Ain’t Nothing Wrong With the Kids

Apples, Oranges, and Bananas

This blog title represents the response of teachers regarding their achievement of what some believe is a seemingly insurmountable feat—closing the achievement gap. During their recognition at the White House, President Obama asked them what they thought was the one thing teachers and the public should know about their achievement. They responded that you have to enter your classroom with the underlying belief that “ain’t nothing wrong with the kids.” I think they used the word “ain’t” because it has a higher degree of resonance and impact. I have been a principal for 20 years and a Title I supervisor for 10. I have had the good fortune of seeing students who were not expected to learn at high levels do just that. Our school was later selected as a model professional learning community.

PLCs have three big ideas and four critical questions. My experience has been implementing them alone, void of collective self-efficacy or the belief that the most at-risk students have the ability to learn, will not result in the sustainability of high levels of learning. I call it the “glue” in our school’s pyramid response to intervention. When responding to poor student performance, some of today’s teachers still say, “I didn’t get a good group this year.” Principals respond with an understanding tone saying, “Do the best you can!” Contrast this with the words of a third-grader assigned to escort me to their high-energy School of Excellence celebration at Occoquan Elementary: “Welcome, Mrs. Jessie! I hope you are ready for what you are going to see (dancing, cheering, etc).” He added rather nonchalantly, “We all go for the 100%, but we are encouraged to squeeeeeeeze (balling his fists up tight) for 110%.” This represents collective self-efficacy at its best.

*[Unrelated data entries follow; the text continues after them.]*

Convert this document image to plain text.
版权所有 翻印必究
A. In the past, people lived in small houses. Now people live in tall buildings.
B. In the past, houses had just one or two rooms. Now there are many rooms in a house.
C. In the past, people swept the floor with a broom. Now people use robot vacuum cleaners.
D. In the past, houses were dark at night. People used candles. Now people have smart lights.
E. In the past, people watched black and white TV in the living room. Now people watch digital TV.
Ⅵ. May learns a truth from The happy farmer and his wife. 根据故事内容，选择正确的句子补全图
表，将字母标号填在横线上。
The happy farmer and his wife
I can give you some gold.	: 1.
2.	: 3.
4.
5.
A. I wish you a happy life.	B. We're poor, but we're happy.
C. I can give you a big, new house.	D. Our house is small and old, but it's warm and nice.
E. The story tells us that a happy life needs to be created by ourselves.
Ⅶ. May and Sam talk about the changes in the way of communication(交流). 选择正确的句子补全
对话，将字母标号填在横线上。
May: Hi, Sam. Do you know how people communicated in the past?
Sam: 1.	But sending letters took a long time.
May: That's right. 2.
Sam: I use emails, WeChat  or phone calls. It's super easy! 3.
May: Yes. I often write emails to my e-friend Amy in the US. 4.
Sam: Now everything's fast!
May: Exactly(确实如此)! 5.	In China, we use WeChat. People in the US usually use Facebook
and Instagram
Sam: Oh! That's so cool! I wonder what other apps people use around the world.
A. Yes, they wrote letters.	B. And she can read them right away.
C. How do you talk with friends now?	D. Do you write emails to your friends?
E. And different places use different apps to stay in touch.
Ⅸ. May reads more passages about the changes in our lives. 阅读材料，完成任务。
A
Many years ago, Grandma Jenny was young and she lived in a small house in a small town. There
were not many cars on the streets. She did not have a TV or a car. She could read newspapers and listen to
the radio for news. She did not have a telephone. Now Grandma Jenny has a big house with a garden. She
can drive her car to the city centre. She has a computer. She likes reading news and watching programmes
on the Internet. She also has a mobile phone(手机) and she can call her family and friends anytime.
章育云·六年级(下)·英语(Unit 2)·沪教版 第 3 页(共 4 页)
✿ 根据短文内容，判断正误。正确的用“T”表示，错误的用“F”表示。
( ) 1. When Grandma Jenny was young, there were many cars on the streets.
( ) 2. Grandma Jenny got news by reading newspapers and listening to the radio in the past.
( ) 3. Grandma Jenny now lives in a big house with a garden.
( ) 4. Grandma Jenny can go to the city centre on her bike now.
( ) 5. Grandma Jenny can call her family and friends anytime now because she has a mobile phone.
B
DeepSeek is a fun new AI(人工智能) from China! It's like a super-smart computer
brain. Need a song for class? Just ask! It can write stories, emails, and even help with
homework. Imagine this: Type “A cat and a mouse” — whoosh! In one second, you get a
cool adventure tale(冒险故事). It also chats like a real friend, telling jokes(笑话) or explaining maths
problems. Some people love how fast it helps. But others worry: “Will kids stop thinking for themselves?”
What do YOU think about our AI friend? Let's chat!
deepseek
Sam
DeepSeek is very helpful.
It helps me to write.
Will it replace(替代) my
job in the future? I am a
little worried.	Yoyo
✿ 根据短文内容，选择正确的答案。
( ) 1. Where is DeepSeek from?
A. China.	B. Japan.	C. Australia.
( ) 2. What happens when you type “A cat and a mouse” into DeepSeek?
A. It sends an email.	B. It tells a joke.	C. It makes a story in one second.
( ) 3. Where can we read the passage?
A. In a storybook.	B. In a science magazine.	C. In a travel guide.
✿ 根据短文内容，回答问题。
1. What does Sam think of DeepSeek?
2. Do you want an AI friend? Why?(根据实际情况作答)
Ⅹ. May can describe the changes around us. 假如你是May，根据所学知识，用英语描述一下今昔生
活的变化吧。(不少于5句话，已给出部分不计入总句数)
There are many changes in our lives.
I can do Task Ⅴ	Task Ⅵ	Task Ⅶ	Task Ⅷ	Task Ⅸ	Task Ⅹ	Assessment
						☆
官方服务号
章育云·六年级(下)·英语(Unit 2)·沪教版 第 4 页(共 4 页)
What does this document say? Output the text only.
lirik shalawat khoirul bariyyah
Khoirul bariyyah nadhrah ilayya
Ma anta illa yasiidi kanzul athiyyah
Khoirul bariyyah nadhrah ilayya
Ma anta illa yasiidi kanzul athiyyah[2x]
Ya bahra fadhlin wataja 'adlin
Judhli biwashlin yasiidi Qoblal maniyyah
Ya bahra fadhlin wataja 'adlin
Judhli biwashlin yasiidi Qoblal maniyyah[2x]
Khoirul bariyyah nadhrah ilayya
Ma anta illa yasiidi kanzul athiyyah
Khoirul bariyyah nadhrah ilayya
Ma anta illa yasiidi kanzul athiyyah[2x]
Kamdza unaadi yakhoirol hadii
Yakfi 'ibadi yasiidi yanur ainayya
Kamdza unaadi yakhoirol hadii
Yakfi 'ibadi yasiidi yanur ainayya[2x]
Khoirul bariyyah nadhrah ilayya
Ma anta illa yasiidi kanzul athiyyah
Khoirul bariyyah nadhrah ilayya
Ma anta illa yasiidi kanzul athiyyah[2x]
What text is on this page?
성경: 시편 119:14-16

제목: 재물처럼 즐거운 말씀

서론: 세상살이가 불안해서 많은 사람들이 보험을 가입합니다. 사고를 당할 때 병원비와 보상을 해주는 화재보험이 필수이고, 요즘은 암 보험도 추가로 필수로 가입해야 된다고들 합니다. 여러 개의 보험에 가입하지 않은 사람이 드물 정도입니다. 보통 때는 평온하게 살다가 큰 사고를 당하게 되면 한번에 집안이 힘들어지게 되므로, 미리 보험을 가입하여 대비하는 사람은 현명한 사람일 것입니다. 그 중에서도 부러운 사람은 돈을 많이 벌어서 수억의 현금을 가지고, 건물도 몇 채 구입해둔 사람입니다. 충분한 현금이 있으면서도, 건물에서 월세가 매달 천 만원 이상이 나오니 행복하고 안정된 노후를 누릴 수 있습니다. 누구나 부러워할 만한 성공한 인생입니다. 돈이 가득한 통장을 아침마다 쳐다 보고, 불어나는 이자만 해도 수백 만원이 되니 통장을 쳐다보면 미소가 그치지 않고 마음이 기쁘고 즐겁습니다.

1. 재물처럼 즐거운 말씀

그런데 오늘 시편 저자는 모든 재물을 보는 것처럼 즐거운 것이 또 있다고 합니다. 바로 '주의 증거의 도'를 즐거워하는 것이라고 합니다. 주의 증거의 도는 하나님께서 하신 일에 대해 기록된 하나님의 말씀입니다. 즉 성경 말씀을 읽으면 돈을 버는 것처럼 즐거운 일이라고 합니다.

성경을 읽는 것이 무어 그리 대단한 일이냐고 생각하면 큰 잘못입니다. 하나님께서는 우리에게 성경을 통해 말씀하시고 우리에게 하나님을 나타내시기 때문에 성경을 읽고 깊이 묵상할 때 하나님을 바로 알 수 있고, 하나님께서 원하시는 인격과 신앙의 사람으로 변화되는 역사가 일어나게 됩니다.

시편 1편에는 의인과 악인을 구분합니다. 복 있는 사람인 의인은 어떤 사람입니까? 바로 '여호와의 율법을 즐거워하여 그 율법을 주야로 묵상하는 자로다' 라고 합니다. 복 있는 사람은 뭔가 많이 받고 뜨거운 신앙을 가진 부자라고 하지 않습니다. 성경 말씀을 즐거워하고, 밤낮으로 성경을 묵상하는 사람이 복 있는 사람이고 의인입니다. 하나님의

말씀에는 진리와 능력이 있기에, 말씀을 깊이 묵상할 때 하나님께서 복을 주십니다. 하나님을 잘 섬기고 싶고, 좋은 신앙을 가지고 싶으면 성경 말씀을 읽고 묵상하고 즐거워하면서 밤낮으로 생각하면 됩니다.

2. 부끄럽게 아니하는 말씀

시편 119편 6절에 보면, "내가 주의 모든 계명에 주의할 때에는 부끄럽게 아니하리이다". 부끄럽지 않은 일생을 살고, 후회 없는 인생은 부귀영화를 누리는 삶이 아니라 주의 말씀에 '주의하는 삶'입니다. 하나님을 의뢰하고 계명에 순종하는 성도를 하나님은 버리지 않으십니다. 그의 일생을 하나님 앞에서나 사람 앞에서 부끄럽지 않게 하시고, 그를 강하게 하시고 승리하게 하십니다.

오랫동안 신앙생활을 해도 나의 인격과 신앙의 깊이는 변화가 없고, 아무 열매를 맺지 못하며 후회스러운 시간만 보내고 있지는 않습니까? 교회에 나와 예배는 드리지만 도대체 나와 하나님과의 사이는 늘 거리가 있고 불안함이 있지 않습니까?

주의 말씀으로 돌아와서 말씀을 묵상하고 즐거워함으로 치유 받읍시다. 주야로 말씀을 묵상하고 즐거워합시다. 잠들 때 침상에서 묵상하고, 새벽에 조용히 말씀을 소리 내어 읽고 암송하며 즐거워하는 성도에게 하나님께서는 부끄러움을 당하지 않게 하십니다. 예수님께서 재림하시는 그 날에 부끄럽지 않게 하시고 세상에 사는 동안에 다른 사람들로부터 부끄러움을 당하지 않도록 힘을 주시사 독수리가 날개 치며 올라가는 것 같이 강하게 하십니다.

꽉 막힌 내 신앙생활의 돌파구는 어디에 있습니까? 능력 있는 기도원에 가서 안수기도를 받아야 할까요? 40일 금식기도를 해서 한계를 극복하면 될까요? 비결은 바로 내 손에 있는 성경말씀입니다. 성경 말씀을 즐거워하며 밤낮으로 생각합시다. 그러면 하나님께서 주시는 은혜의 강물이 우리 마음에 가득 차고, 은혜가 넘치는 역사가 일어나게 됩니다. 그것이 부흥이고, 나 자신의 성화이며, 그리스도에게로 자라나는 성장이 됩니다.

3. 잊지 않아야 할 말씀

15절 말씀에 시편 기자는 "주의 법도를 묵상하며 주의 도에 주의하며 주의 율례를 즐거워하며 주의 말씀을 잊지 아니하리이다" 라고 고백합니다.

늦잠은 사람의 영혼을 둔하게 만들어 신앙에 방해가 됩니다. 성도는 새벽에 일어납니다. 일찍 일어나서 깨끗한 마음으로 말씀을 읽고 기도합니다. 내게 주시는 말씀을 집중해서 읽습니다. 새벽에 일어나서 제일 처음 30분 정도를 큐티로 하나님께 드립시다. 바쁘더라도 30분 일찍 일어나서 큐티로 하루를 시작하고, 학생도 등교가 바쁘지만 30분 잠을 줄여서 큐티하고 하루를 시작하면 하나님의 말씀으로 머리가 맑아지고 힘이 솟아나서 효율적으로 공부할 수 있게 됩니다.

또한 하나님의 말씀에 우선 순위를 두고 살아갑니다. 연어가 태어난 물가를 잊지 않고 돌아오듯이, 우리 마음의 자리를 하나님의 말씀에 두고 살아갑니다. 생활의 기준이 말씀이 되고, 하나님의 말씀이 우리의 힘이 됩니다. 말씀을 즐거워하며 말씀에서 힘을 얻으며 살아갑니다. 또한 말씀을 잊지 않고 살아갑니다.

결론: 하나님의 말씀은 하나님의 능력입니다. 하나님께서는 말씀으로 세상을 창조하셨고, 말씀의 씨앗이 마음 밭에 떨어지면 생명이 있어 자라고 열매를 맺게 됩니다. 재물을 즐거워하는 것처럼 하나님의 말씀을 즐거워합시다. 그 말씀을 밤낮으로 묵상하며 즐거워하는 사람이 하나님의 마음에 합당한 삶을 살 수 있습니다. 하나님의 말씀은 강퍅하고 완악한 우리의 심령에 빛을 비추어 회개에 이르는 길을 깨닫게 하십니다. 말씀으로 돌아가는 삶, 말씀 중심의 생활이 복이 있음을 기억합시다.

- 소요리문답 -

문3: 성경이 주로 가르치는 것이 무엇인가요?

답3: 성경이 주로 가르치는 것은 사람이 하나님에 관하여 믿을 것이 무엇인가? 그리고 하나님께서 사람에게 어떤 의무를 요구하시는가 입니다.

Acceptance of poor performance for some is analogous to a physician walking into a room believing that a patient cannot be saved because he was born with too many at-risk health factors. He begins the process of “keeping him comfortable” and insulating him and his family from hopeless expectation for a cure. The recent findings of Carol Dweck indicate intelligence is not fixed, but malleable. Yet some educators still live in the world of Martin Deutsch’s work in the ’70s and “deprivation” approach to learning. Educators still say students have “no background knowledge.” Few children live in a vacuum. They are not a “deficit”—in fact, some are bilingual! What they lack is what John Hattie calls the language of school—a condition that schools have the ability and responsibility to solve.

Tracking students into low and often permanent groups continues to exist, but often under a different names, like advanced or accelerated courses. Children know when they are being tracked. One of my relocated military friends asked her second-grader about his first day at school. He said, “There are three reading groups, the apples, oranges, and bananas. The apples are the smart kids; the oranges are the so-so kids—I am an orange; but ‘Lawd’ help those poor bananas!” Usually this banana group slides back instead of up. Before you know it, they slide out of our school system without graduating. They slide on the very banana peel that was supposed to protect them. The peel was not insulated with systematic monitoring of learning combined with the gift of high expectations.

We must become what I call talent whisperers. We have to constantly whisper words of belief and high expectations into our students’ ears. Carol Dweck says that instead of telling a child that he failed you say, “You did not get it right—yet.” Students have to be what I call “yet-ed” on a daily basis. Dr. Jeff Howard of the Efficacy Institute says when we are asked, “Whose children are these?” In a PLC, the response should be ours! You would never give up on your own child if you were told he was terminal.